Stephan Jaenicke, Vorstandsmitglied im Börsenverein des Deutschen Buchhandels, über die Zukunft des Buchmarktes und die Chancen kleiner Händler.

Herr Jaenicke, wie ist die Situation eines unabhängigen Buchhändlers heute? Hat er noch eine Chance gegen die großen Filialisten?

Ja, das hat er. Seit etwa zehn Jahren befindet sich der Buchhandel in einem erkennbaren Umschwung, der sich seit zwei, drei Jahren stark beschleunigt. Obwohl die großen Filialisten heute deutlich höhere Marktanteile haben als früher, ist die Situation aber immer noch nicht so dramatisch, dass ein unabhängiger Buchhändler in Panik verfallen müsste.

Was kann ein „kleiner” Buchhändler von den „Großen” lernen?
Er kann sich vor allem von der Professionalität eine Scheibe abschneiden. Professionell arbeiten bedeutet beispielsweise, seine Zielgruppen und das Umfeld des Ladenlokals zu analysieren. Denn dann kann er sich spezialisieren, etwa auf Kochbücher, Krimis, Esoterik oder Kinderliteratur. Als Einzelkämpfer muss man sich auf seine Stärken besinnen, dazu gehört die persönliche Nähe zum Kunden genau so wie echte Servicestärke: Die Leistungen zu erbringen, für die bei den Filialisten kein Personal, keine Kompetenz oder keine Zeit da ist.

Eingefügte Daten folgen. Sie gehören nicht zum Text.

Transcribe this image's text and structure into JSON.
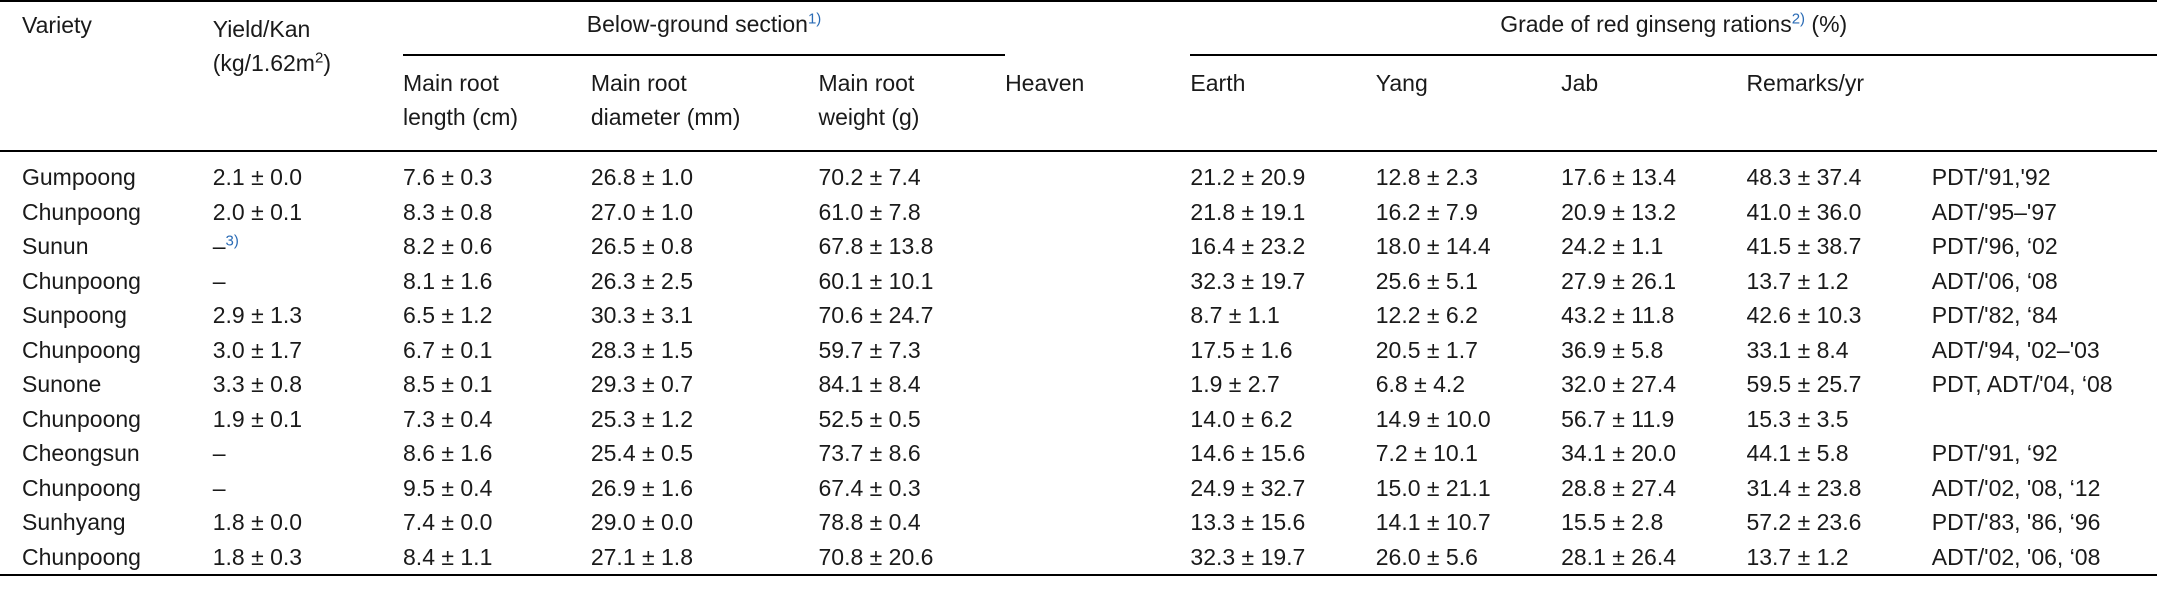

Wie sieht denn die Zukunft des Buchs und des Buchmarkts aus?
Meiner Meinung nach ist das bestimmende Thema der näheren Zukunft die Digitalisierung des Buchs. Dabei sind Onlinehändler wie Amazon Vorreiter und haben auch strukturbedingte Vorteile, aber das heißt nicht, dass man als unabhängiger Buchhändler den Trend ignorieren darf. Vielmehr müssen wir über Kooperationen nachdenken, sowohl was Standards in der Software als auch Investitionen in die Hardware angeht.

Stichwort Buchpreisbindung: Hilft die dem unabhängigen Händler tatsächlich noch?
Definitiv ja, denn Sie bremst die ablaufenden Konzentrationsvorgänge spürbar, sorgt nach wie vor für ein breites Literaturangebot auf dem Markt und eine flächendeckende Zahl von Verkaufsstellen. Aber wenn man sich die Lieferkonditionen der Verlage anschaut, stellt man schnell fest, dass es große Unterschiede zwischen Filialisten und unabhängigen Händlern gibt. Während unabhängige Händler bei den meisten Titeln mit einer Marge von 40 Prozent zurecht kommen müssen, bekommen Filialisten oft bis zu 60 Prozent.

Das ist aber doch eigentlich nicht erlaubt?
Nein, eigentlich dürfen Verlage keine Rabatte gewähren, die höher als 50 Prozent sind. Das haben Gerichte aufgrund von Verbraucherschutz und kartellrechtlichen Erwägungen so festgelegt. Aber eine solche Regelung lässt sich etwa durch Werbekosten- und Präsentationszuschläge leicht umgehen.

Also sind die normalen Marktmechanismen auch bei der Ware Buch angekommen, trotz Buchpreisbindung?
Ja, die Preisbindung hat die Entwicklung verzögert, aber nicht verhindert. Man kann aber nicht die gesamte Preisbindung in Frage stellen, nur weil ein einziger Aspekt des Systems möglicherweise die Konzentration auf dem Markt auch fördern könnte. Wir haben im Buchhandel ein Konditionenproblem, kein Preisbindungsproblem. Auf der einen Seite braucht der unabhängige Buchhandel dringend bessere Handelsspannen, um sich im Wettbewerb behaupten zu können. Auf der anderen Seite aber scheinen viele Verlage vor allem die Konditionenforderungen der großen Filialisten zu erfüllen. Letztlich schaden sie sich damit selbst, denn möglicherweise können sie so in zehn bis 15 Jahren nur noch mit drei, vier großen Buchhandelsketten reden, weil es kaum noch unabhängige Händler gibt.